Vor einigen Wochen erhielt die Escuela FloreSiendo die Nachricht von der Staatsanwältin, dass sie beschlossen hat, sich dem Antrag auf Rückgabe von Ayahuasca, Bufo alvarius, Kambó und San-Pedro-Kaktus, den sie nach der Einstellung des Verfahrens wegen der ungerechtfertigten Polizeirazzia im Jahr 2023 beantragt hatten, das im Dezember 2025 eingestellt wurde.
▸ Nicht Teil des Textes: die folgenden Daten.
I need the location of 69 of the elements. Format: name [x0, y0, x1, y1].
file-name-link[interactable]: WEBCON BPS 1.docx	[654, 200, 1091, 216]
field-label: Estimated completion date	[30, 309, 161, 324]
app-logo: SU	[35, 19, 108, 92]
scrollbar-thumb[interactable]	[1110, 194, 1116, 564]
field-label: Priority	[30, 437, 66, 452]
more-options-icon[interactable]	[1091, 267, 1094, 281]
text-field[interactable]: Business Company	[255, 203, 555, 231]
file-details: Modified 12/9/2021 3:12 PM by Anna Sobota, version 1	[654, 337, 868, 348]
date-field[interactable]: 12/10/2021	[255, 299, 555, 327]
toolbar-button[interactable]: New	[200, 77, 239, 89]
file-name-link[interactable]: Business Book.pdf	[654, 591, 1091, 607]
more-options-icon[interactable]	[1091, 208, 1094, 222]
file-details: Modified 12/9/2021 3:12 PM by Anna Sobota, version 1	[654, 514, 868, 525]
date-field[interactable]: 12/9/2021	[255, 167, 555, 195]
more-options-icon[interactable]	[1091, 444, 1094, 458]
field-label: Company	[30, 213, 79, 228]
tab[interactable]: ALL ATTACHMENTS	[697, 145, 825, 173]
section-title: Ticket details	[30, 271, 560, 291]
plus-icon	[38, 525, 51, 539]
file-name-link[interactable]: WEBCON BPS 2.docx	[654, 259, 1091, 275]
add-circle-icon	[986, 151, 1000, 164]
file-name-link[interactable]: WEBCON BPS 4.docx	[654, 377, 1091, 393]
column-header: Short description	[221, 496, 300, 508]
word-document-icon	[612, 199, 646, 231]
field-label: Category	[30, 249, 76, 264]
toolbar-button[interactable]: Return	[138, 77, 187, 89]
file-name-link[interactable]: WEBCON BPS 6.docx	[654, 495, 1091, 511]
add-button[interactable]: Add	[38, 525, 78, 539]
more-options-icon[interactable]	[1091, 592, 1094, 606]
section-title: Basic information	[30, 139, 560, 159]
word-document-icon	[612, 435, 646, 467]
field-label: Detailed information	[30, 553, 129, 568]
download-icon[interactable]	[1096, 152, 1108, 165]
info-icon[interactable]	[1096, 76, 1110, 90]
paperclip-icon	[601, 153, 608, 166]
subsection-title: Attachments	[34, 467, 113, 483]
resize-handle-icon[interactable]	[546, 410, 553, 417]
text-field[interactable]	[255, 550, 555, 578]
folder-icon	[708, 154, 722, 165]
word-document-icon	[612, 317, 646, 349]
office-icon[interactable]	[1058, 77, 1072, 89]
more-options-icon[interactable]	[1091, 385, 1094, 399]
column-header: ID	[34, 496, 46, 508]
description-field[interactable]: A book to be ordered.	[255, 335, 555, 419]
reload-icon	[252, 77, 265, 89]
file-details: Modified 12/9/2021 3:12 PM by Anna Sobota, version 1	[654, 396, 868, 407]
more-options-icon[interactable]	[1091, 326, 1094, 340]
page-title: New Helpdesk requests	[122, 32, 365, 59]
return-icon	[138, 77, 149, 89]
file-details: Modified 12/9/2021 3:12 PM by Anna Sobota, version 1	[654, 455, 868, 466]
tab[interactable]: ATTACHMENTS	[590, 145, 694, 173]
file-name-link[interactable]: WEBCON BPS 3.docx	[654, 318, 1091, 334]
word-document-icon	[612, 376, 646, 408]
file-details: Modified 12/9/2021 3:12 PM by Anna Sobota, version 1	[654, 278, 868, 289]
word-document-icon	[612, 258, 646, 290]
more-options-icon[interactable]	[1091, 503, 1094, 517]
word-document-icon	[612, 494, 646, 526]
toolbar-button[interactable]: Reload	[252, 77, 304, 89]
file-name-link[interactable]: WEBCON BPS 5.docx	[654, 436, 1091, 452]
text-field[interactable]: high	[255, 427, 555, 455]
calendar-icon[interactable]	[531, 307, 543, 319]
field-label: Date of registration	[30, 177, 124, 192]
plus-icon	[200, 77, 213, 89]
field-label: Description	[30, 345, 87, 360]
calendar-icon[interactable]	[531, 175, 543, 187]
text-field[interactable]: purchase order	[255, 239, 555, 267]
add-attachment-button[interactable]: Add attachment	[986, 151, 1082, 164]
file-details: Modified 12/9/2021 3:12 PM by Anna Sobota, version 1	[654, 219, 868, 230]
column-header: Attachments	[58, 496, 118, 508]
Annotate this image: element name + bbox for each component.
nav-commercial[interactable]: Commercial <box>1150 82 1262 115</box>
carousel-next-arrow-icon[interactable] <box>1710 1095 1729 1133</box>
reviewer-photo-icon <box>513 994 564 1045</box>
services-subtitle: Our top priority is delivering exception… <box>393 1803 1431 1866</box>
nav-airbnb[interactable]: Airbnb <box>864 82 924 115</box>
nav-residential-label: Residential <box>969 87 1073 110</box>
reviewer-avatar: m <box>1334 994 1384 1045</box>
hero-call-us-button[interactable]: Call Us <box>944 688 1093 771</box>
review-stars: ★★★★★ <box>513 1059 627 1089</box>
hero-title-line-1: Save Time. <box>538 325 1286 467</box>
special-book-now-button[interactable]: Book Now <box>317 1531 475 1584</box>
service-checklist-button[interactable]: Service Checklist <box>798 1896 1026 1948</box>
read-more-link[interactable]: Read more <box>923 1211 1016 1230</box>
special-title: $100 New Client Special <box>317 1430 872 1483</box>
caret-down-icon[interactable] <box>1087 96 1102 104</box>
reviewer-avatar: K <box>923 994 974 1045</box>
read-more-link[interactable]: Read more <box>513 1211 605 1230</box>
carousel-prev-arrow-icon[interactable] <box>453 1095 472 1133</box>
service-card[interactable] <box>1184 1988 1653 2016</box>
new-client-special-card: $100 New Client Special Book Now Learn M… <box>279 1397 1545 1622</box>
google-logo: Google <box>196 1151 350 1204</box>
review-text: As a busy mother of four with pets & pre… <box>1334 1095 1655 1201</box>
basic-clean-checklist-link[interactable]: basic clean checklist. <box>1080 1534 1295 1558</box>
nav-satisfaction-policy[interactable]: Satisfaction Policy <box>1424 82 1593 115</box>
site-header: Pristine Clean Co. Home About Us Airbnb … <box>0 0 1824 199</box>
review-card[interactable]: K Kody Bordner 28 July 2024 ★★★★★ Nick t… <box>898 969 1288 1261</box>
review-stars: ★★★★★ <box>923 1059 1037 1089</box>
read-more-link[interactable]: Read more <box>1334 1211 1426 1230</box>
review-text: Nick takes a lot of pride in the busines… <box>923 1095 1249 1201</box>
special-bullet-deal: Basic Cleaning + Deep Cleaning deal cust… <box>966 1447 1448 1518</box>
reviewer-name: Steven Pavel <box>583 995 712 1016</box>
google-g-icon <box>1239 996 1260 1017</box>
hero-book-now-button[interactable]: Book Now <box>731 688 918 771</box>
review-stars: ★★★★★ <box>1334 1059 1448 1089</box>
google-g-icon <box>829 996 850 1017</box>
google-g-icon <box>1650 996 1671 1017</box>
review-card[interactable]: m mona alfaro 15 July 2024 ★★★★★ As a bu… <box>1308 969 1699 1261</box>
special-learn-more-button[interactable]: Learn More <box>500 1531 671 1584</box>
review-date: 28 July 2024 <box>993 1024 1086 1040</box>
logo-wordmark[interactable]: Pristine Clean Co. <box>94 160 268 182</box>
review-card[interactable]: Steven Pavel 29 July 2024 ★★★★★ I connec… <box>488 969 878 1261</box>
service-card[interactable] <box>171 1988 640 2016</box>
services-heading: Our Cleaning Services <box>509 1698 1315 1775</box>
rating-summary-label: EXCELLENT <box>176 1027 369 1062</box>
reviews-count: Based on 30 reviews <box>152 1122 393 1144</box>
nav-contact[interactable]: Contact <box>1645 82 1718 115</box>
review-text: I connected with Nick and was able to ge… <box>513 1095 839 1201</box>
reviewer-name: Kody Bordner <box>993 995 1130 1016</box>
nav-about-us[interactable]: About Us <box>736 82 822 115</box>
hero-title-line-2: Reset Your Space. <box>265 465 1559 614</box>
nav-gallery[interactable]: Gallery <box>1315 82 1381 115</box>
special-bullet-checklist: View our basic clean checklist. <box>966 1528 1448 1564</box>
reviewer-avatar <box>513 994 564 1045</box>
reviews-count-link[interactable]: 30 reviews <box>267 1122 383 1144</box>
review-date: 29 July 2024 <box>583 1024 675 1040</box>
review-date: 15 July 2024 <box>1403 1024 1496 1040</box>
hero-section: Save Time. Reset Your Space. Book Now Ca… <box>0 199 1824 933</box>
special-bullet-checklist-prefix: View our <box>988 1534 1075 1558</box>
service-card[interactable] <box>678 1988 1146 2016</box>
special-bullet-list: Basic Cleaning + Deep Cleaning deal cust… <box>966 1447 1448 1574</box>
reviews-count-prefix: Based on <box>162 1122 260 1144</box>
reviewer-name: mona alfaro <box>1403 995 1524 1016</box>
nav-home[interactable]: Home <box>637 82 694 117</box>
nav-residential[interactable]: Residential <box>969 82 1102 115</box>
In dem Text wird ausdrücklich von Ayahuasca gesprochen, und es wird auch auf andere Substanzen Bezug genommen, die nicht unter das Betäubungsmittelgesetz fallen.
Damit ist sie die erste Staatsanwältin in der Geschichte Spaniens, die der Rückgabe des beschlagnahmten Ayahuasca und der übrigen beschlagnahmten natürlichen Entheogene zugestimmt hat, da diese weder in Spanien noch gemäß den internationalen Übereinkommen der INCB von 1971 illegal sind; bisher hatten sich die Staatsanwälte dagegen ausgesprochen. Andererseits hatten bereits mehrere Richter an erstinstanzlichen Gerichten das Ayahuasca zurückgegeben, und auch das Landgericht Madrid hat dies bereits dreimal getan. Dieser Meilenstein reiht sich somit in die einhellige spanische Rechtsprechung zur Unschuld von Ayahuasca ein.
Wir danken Rechtsanwalt Oscar Palet Santandreu dafür, dass er sich als juristischer Verfechter dieser Heldentat eingesetzt hat.